È stato un campionato che, alla luce dei numeri, ha rispettato le attese di torneo tranquillo con salvezza raggiunta in largo anticipo e qualche gara da ricordare, come ciliegine su una di quelle torte ordinate al pasticcere di fiducia per fare bella figura senza esporsi troppo. Se spostiamo il focus su altri aspetti però, il dolce, dopo aver attizzato per bene le papille gustative, si rivela difficile da masticare e lascia un retrogusto sgradevole, quasi amaro. Sì, insomma, senza ricorrere ad ulteriori metafore, per come si era messa nel girone di andata, ci si aspettava un finale diverso, magari non l'Europa, ma quantomeno un paio di posizioni in più e soprattutto altre buone prestazioni in linea con quelle della prima metà del torneo. Invece la squadra ha avuto un tracollo di risultati. Niente di irreparabile per fortuna, non come in quella prima esperienza in serie A citata all'inizio: quel Verona ebbe un andamento simile, con un ottimo girone di andata e un deficit di risultati nel ritorno che lo condannarono alla retrocessione. Così come in tempi più recenti era capitato al Verona di Malesani nella stagione 2001-02, altra squadra passata dal respirare l'aria europea all'abisso della serie B. Stavolta i danni sono stati contenuti e hanno interessato solo il nostro umore, non l'esito del campionato.

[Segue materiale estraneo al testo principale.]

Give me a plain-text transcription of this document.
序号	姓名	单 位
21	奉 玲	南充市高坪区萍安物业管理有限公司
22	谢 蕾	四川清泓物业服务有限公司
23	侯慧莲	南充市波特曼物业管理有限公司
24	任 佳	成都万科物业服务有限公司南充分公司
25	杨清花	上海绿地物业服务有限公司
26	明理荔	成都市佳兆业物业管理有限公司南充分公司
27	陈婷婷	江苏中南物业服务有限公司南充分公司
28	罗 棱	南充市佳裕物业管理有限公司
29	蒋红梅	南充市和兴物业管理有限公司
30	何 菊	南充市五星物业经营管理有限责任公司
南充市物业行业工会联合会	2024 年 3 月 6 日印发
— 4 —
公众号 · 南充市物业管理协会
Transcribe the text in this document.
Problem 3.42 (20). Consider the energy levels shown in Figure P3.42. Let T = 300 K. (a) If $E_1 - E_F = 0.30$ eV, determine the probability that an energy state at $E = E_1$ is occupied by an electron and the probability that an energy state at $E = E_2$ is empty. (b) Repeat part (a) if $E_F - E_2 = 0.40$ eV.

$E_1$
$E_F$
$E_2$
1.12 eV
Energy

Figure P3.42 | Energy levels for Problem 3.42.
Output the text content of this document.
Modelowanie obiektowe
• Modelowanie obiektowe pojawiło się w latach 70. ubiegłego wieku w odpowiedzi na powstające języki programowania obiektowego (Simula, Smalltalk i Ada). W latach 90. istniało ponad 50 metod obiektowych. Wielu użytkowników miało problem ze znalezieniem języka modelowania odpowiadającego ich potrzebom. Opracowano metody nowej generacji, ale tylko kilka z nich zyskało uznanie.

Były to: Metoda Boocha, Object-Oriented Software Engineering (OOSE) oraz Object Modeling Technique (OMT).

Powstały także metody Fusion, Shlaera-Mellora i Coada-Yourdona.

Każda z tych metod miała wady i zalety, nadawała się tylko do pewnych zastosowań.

Il Verona era chiamato a confermarsi dopo l'ottima stagione precedente, cosa per niente scontata nonostante la conferma di Juric in panchina, perché il mercato condotto da D'Amico, nel frattempo, aveva ridisegnato la squadra. E invece, fin dalle prime battute, è apparso chiaro che il cambio di tante pedine non aveva influito sulla qualità del gioco: difesa arcigna, pressing, ariose sovrapposizioni, inserimenti dalle retrovie e ritmo sempre molto alto. Un Verona che concede poco o niente agli avversari, fatica un po' a metterla dentro, soprattutto quando deve fare la partita (in casa siamo meno brillanti che in trasferta, sempre che di fronte a stadi completamente vuoti sussistano ancora effettive differenze tra il giocarsela al Bentegodi o su qualsiasi altro campo) ma dietro è una saracinesca e dove non arrivano i difensori ci pensa Silvestri a metterci la pezza. Anche la fortuna, sottoforma di una errata compilazione della distinta di gioco, ci mette del suo e il pur soddisfacente pareggio al debutto contro la Roma si trasforma in una vittoria a tavolino. Andiamo ad imporci a Bergamo e torniamo con 3 punti dall'Olimpico contro la Lazio, roba che non succedeva dai tempi dello scudetto. A San Siro, contro la capolista Milan, andiamo in doppio vantaggio e conteniamo il ritorno dei rossoneri nella ripresa uscendo imbattuti, così come poche settimane prima a Torino contro la Juve, con l'assolo di Favilli che ci fa assaporare per un po' il sapore di una vittoria storica. Il girone di andata si chiude con un successo netto sul Napoli e con 30 punti in saccoccia che valgono l'ottavo posto. Arrivano rinforzi, si pensa in grande, la qualificazione alla nuova Conference League dista solo 4 punti e l'entusiasmo è alle stelle.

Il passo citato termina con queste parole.